The Opening on Exiting Public Financing that Sen. Obama Has Been Waiting For?

Via TPM comes this interview in the Boston Herald in which Sen. McCain says that there’s nothing he can do to stop 527 attacks on Sen. Obama. As TPM notes: “Obama’s finance team has explicitly instructed donors not to give money to those groups. McCain, by contrast, seems to be saying that he can’t control the groups on his side.”
Bad news for Sen. Obama? Not necessarily.
It has been clear for some time that Sen. Obama rationally would not choose to opt into public financing for the general election, and now he has a reason not to do it. As I explained in my Findlaw piece:

    Obama has since imposed some new conditions for such an agreement [to use public financing in the general election], conditions that make it much less likely he will reach an agreement to participate in the system in the general election: “The candidates will have to commit to discouraging cheating by their supporters; to refusing fundraising help to outside groups; and to limiting their own parties to legal forms of involvement.
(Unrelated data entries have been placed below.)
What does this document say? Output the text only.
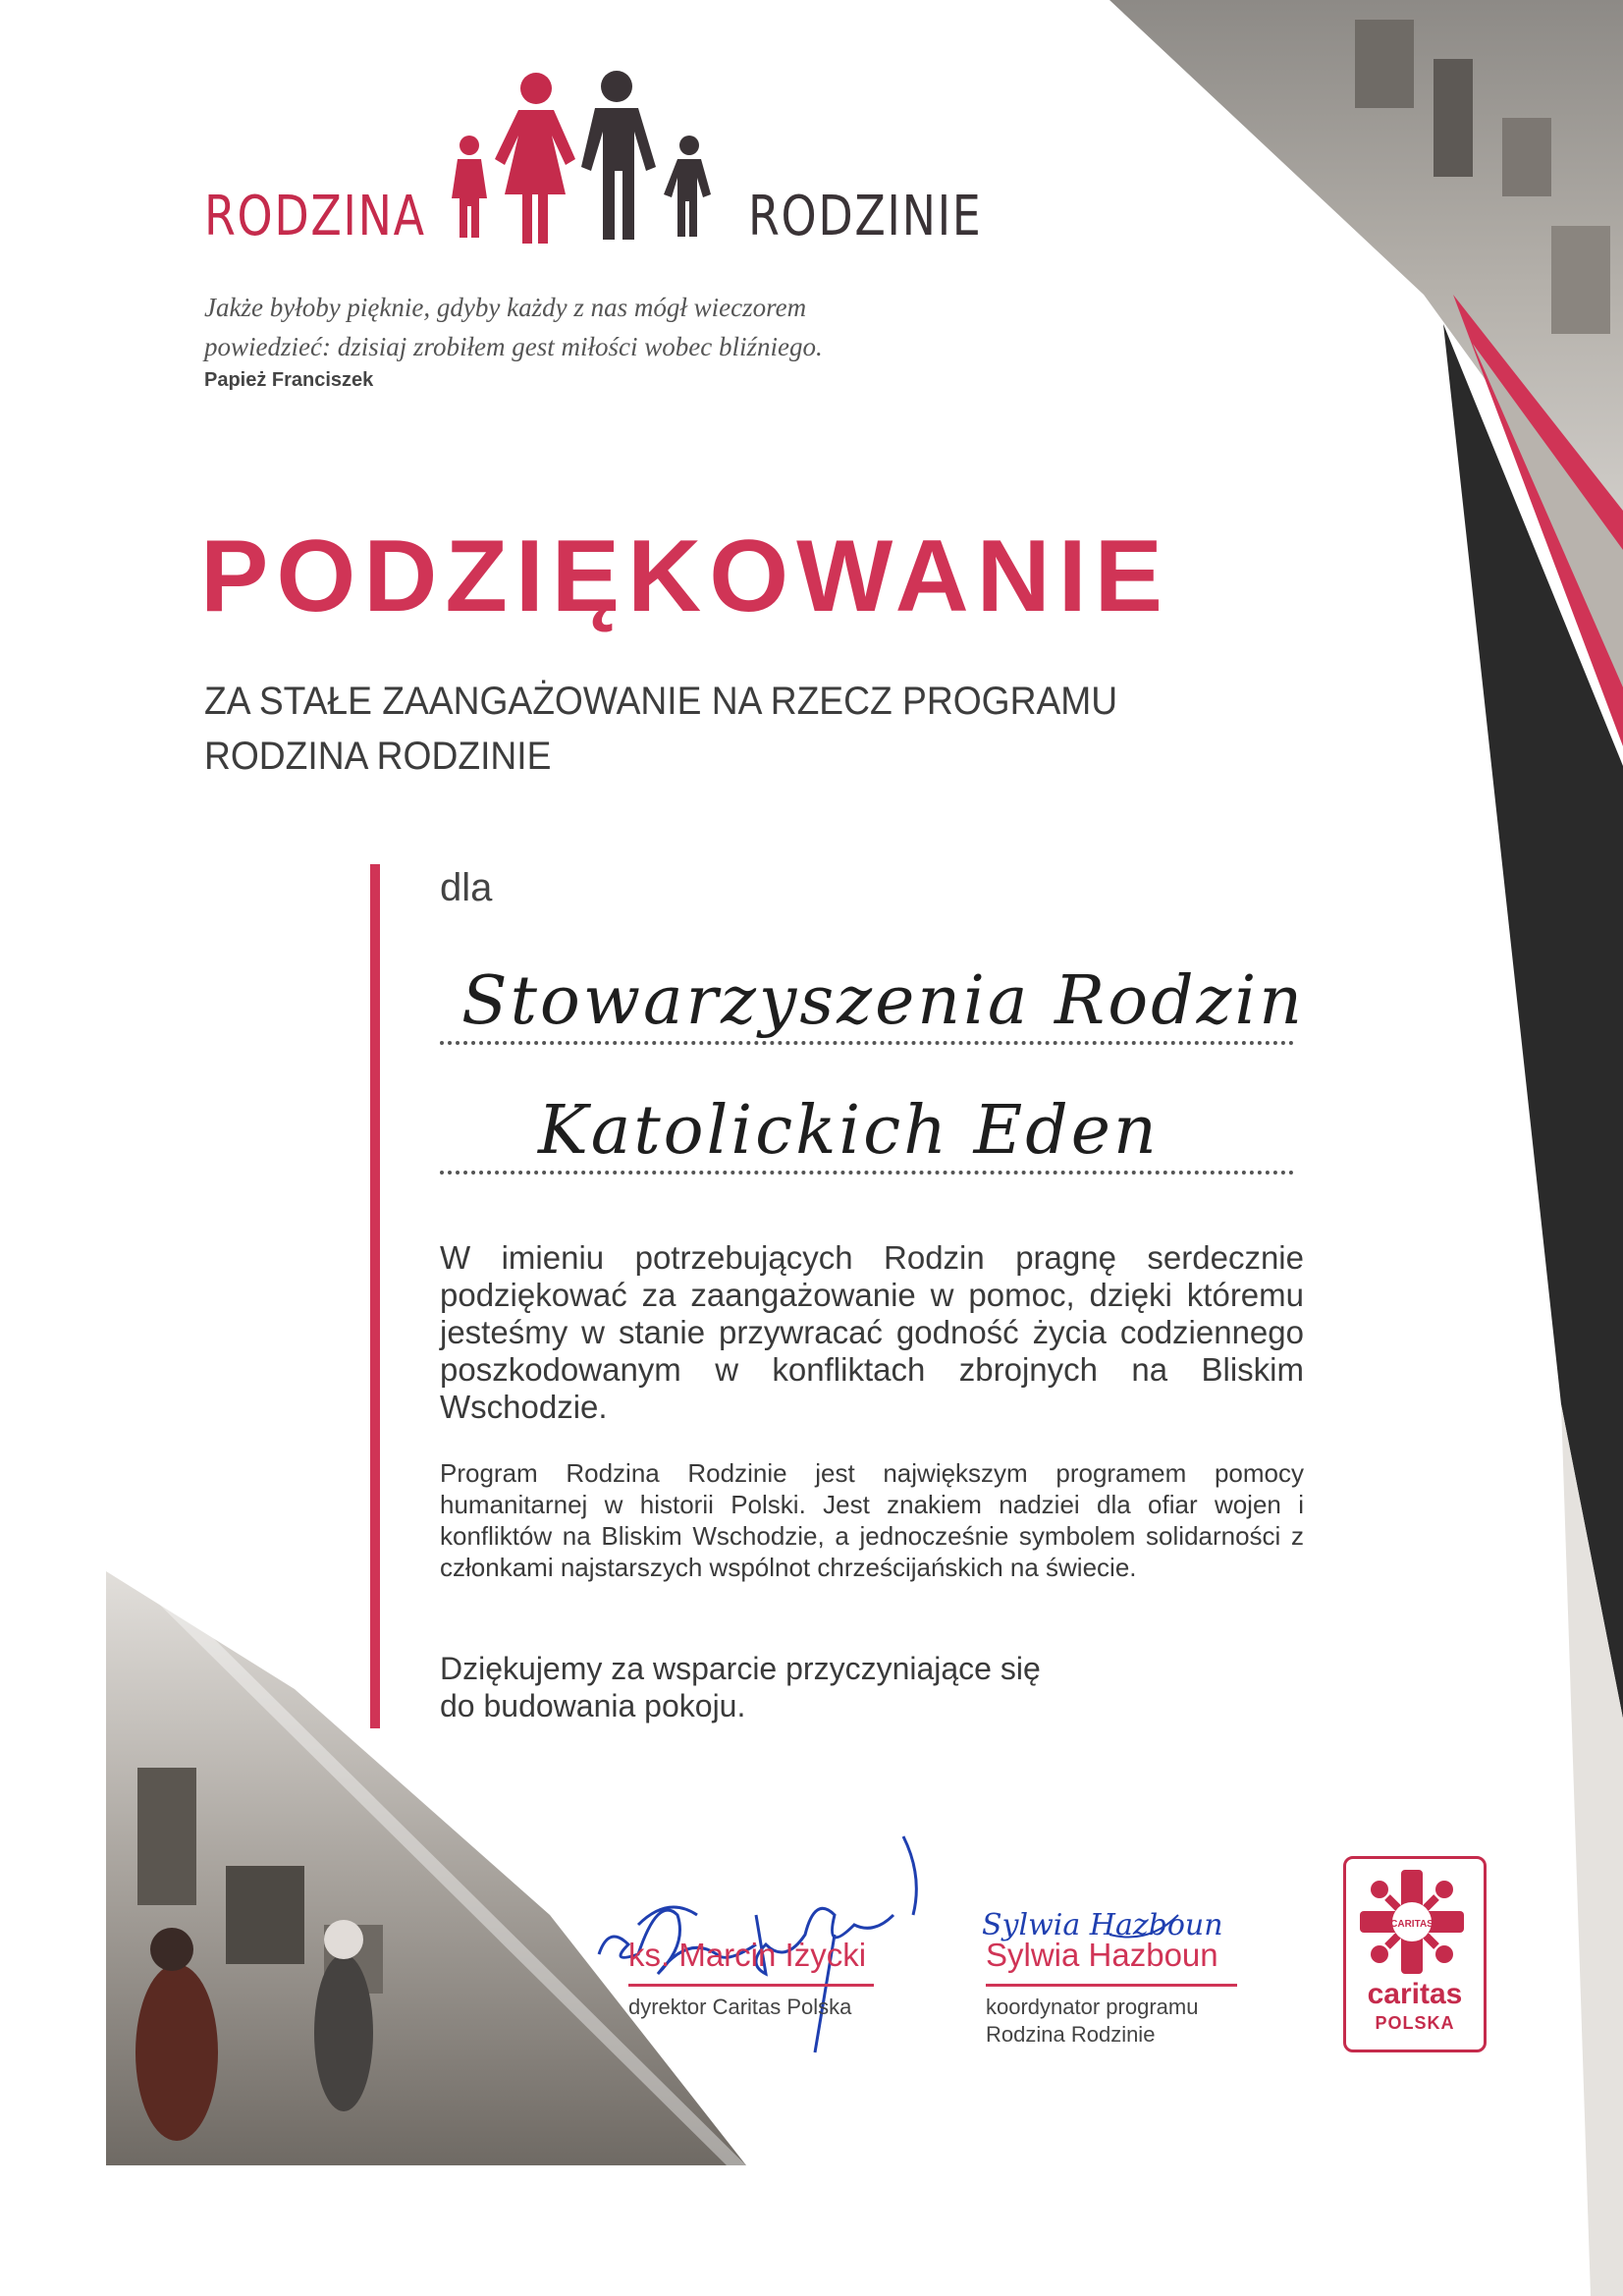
RODZINA	RODZINIE
Jakże byłoby pięknie, gdyby każdy z nas mógł wieczorem
powiedzieć: dzisiaj zrobiłem gest miłości wobec bliźniego.
Papież Franciszek
PODZIĘKOWANIE
ZA STAŁE ZAANGAŻOWANIE NA RZECZ PROGRAMU
RODZINA RODZINIE
dla
Stowarzyszenia Rodzin
Katolickich Eden
W imieniu potrzebujących Rodzin pragnę serdecznie podziękować za zaangażowanie w pomoc, dzięki któremu jesteśmy w stanie przywracać godność życia codziennego poszkodowanym w konfliktach zbrojnych na Bliskim Wschodzie.
Program Rodzina Rodzinie jest największym programem pomocy humanitarnej w historii Polski. Jest znakiem nadziei dla ofiar wojen i konfliktów na Bliskim Wschodzie, a jednocześnie symbolem solidarności z członkami najstarszych wspólnot chrześcijańskich na świecie.
Dziękujemy za wsparcie przyczyniające się
do budowania pokoju.
Sylwia Hazboun
ks. Marcin Iżycki
dyrektor Caritas Polska
Sylwia Hazboun
koordynator programu
Rodzina Rodzinie
CARITAS
caritas
POLSKA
And the agreement may have to address the amounts that Senator McCain, the presumptive nominee of his party, will spend for the general election while the Democratic primary contest continues.”

Sen. McCain never agreed to limit his spending while the Democrtic contest continued, and now it looks like he is giving some fundraising help to outside groups: the Obama campaign can justifiably read Sen. McCain’s comments as a green light to anti-Obama 527s. Sen. Obama now has the green light to opt out of the public financing system.